Article publié le 6 juillet 2015
Article publié le 6 juillet 2015

Je n’ai jamais compris grand-chose à la politique. Mais hier soir, j’en ai eu une idée.

On ne va pas se le cacher, on n’y connaît rien en politique. On préfère râler en laissant murmurer les politiques dans leur coin, comme s’il fallait débarrasser la table lorsque l’un d’eux décide d’accompagner son café d’un sujet délicat. 

À notre décharge, il faut dire que l’arsenal à disposition n’est pas très clair. D’un côté, nous avons des personnes élues qui chuchotent derrière un écran de fumée de la destinée de la fragile majorité qui a bien voulu mettre leurs noms dans une urne. De l’autre, nous comptons sur des entremetteurs dont le rôle est généralement campé par des personnes qui n’ont pas réussi à être élues – « l’opposition » - des gens qui se ressemblent, invités à intervenir sur leur petit périmètre de compétences – « les experts » - et une multitude d’autres qui travaillent à commenter et analyser ce qu’il se passe – « les journalistes ». La tâche du second côté étant de décrypter ce que le premier est en train de faire. Nous, à qui on n’a rien demandé, essayons - à la radio, à la télé, sur Internet ou en terrasse  - de saisir une politique dont le sens a été vidé lorsqu’elle nous parvient aux oreilles. C’est dur. Surtout quand il fait chaud.

Ça sonne sûrement comme une niaiserie mais j’aime bien quand je comprends quelque chose. 99% du temps, je fais semblant, en lisant par exemple un article imbitable sur la politique que je me promets de recracher à la première bière venue. Le truc, c’est que je m’aperçois très vite que c’est de la gonflette intellectuelle. Ça donne de la consistance à la première gorgée mais ça retombe très vite, dès qu’une autre information imbitable doit être digérée. Du coup, je vais courir ou je reprends la BD, c’est selon. Surtout, j’arrête de comprendre et commence à penser que la politique est faite par des mecs qui ne sont animés que par le désir d’être réélus, que c’est« que de l’image », « qu’on nous cache tout », « qu’on nous dit rien »... Je débarrasse en râlant.

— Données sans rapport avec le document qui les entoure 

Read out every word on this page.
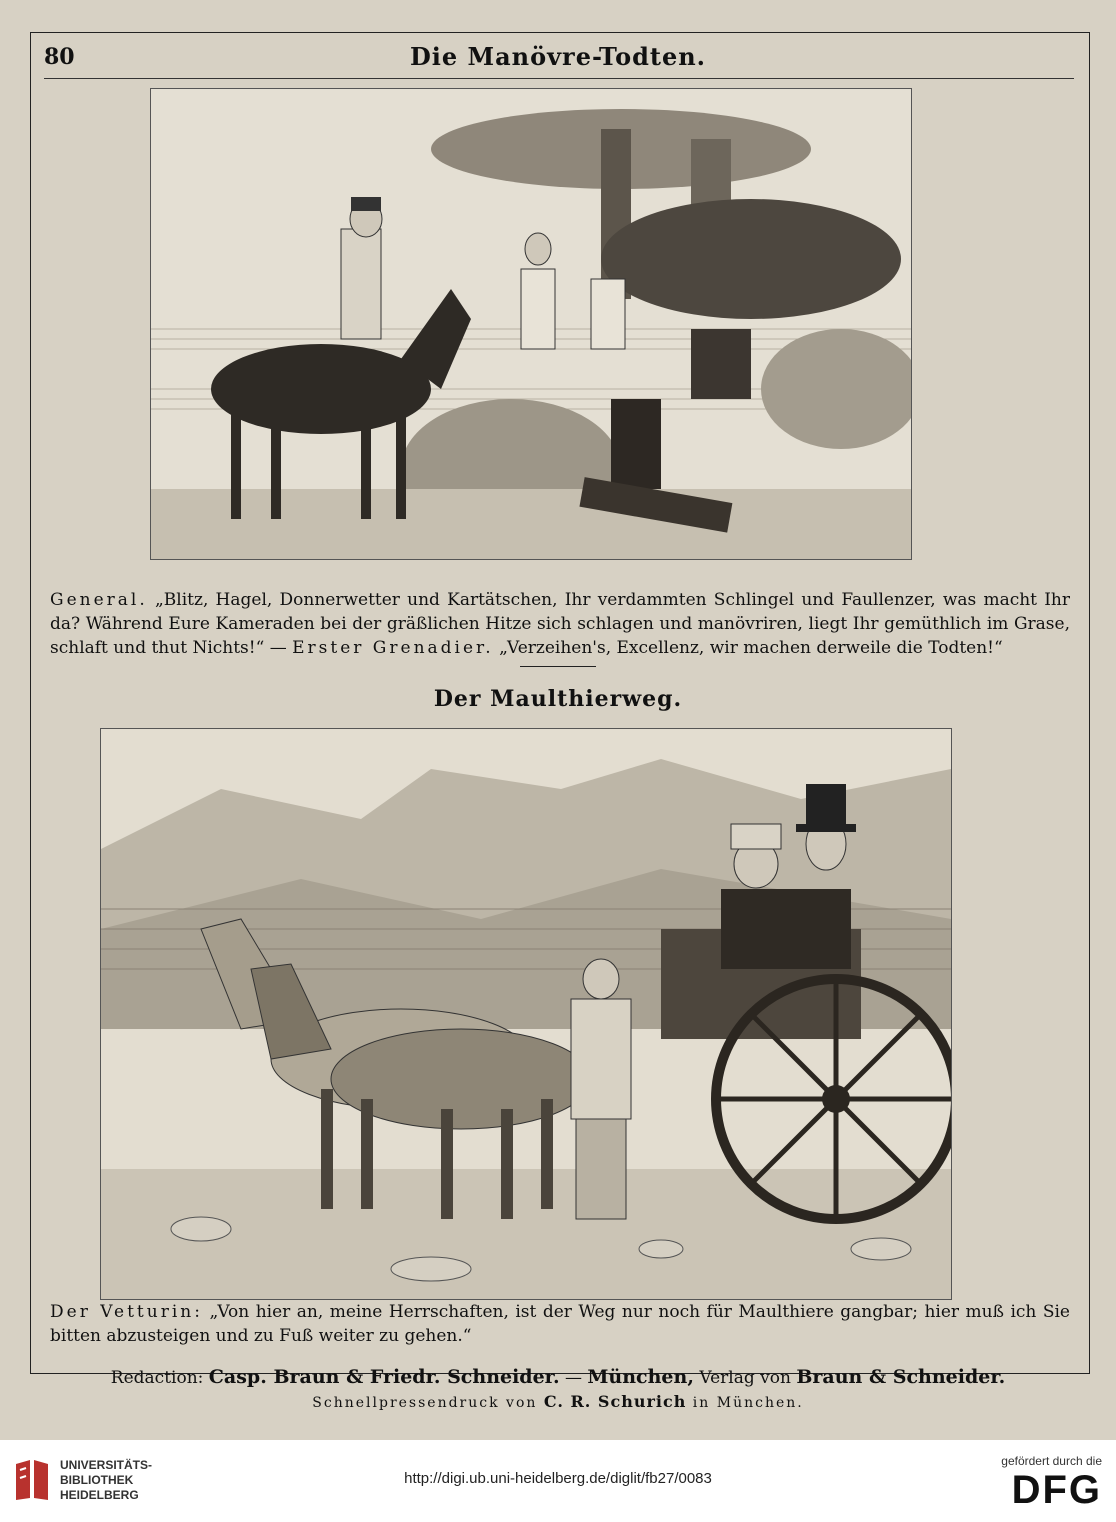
80	Die Manövre-Todten.
General. „Blitz, Hagel, Donnerwetter und Kartätschen, Ihr verdammten Schlingel und Faullenzer, was macht Ihr da? Während Eure Kameraden bei der gräßlichen Hitze sich schlagen und manövriren, liegt Ihr gemüthlich im Grase, schlaft und thut Nichts!“ — Erster Grenadier. „Verzeihen's, Excellenz, wir machen derweile die Todten!“
Der Maulthierweg.
Der Vetturin: „Von hier an, meine Herrschaften, ist der Weg nur noch für Maulthiere gangbar; hier muß ich Sie bitten abzusteigen und zu Fuß weiter zu gehen.“
Redaction: Casp. Braun & Friedr. Schneider. — München, Verlag von Braun & Schneider.
Schnellpressendruck von C. R. Schurich in München.
UNIVERSITÄTS-
BIBLIOTHEK
HEIDELBERG
http://digi.ub.uni-heidelberg.de/diglit/fb27/0083
gefördert durch die
DFG
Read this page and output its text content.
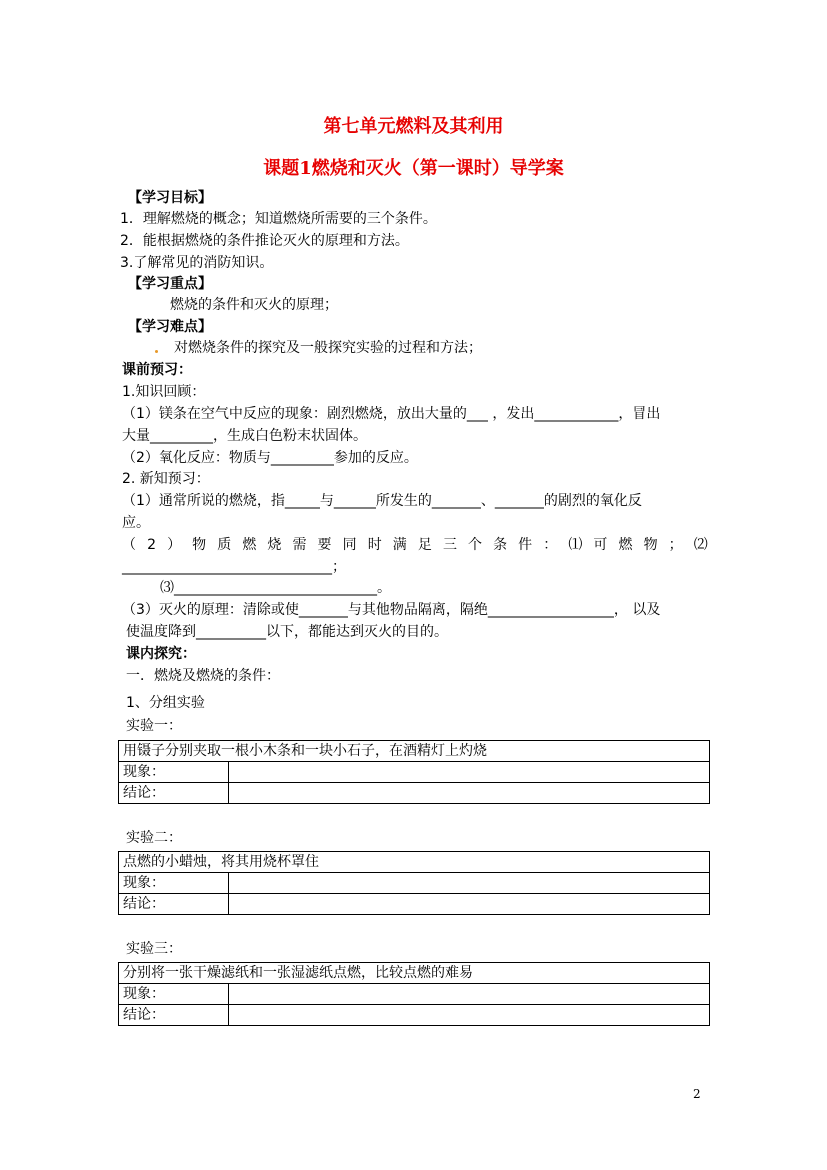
第七单元燃料及其利用
课题1燃烧和灭火（第一课时）导学案
【学习目标】
1．理解燃烧的概念；知道燃烧所需要的三个条件。
2．能根据燃烧的条件推论灭火的原理和方法。
3.了解常见的消防知识。
【学习重点】
燃烧的条件和灭火的原理；
【学习难点】
对燃烧条件的探究及一般探究实验的过程和方法；
课前预习：
1.知识回顾：
（1）镁条在空气中反应的现象：剧烈燃烧，放出大量的___ ，发出____________，冒出
大量_________，生成白色粉末状固体。
（2）氧化反应：物质与_________参加的反应。
2. 新知预习：
（1）通常所说的燃烧，指_____与______所发生的_______、_______的剧烈的氧化反
应。
（ 2 ） 物 质 燃 烧 需 要 同 时 满 足 三 个 条 件 ： ⑴ 可 燃 物 ； ⑵
______________________________；
⑶_____________________________。
（3）灭火的原理：清除或使_______与其他物品隔离，隔绝__________________， 以及
使温度降到__________以下，都能达到灭火的目的。
课内探究：
一．燃烧及燃烧的条件：
1、分组实验
实验一：
用镊子分别夹取一根小木条和一块小石子，在酒精灯上灼烧	
现象：	
结论：	
实验二：
点燃的小蜡烛，将其用烧杯罩住	
现象：	
结论：	
实验三：
分别将一张干燥滤纸和一张湿滤纸点燃，比较点燃的难易	
现象：	
结论：	
2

Il en fallait peu pour devenir con. Seulement hier, j’ai compris un truc. Ça m’a fait autant de bien qu'une équation résolue au lycée. Grâce au référendum en Grèce, j’ai compris que la politique pouvait être claire voire hyper-simple. En faisant mon footing, j’ai même raisonné comme un de ces mecs à la radio et pensé que les politiques pouvaient être droits à partir du moment où ils arrêtaient de faire semblant de savoir. Le premier ministre grec, Alexis Tsipras, ne savait pas trop quoi faire la semaine dernière. Alors il a posé une question simple, le genre de celles où il faut répondre par oui ou par non. Il ne l’a posée ni à l’opposition, ni aux experts, ni aux journalistes. Il l’a posée à nous comme si, à table, au moment de débarrasser il nous disait : « non c’est bon je vais le faire, va discuter avec eux parce que là j’ai la tête qui tourne ». En faisant ça, il a selon moi donné du sens à la politique. De la lisibilité. Il a fait comprendre à des millions de personnes qu’ils pouvaient présider à leur destinée. Je crois que ça s’appelle la démocratie. Et je crois aussi qu’on n’a plus besoin de grand monde pour comprendre ce que ça veut dire.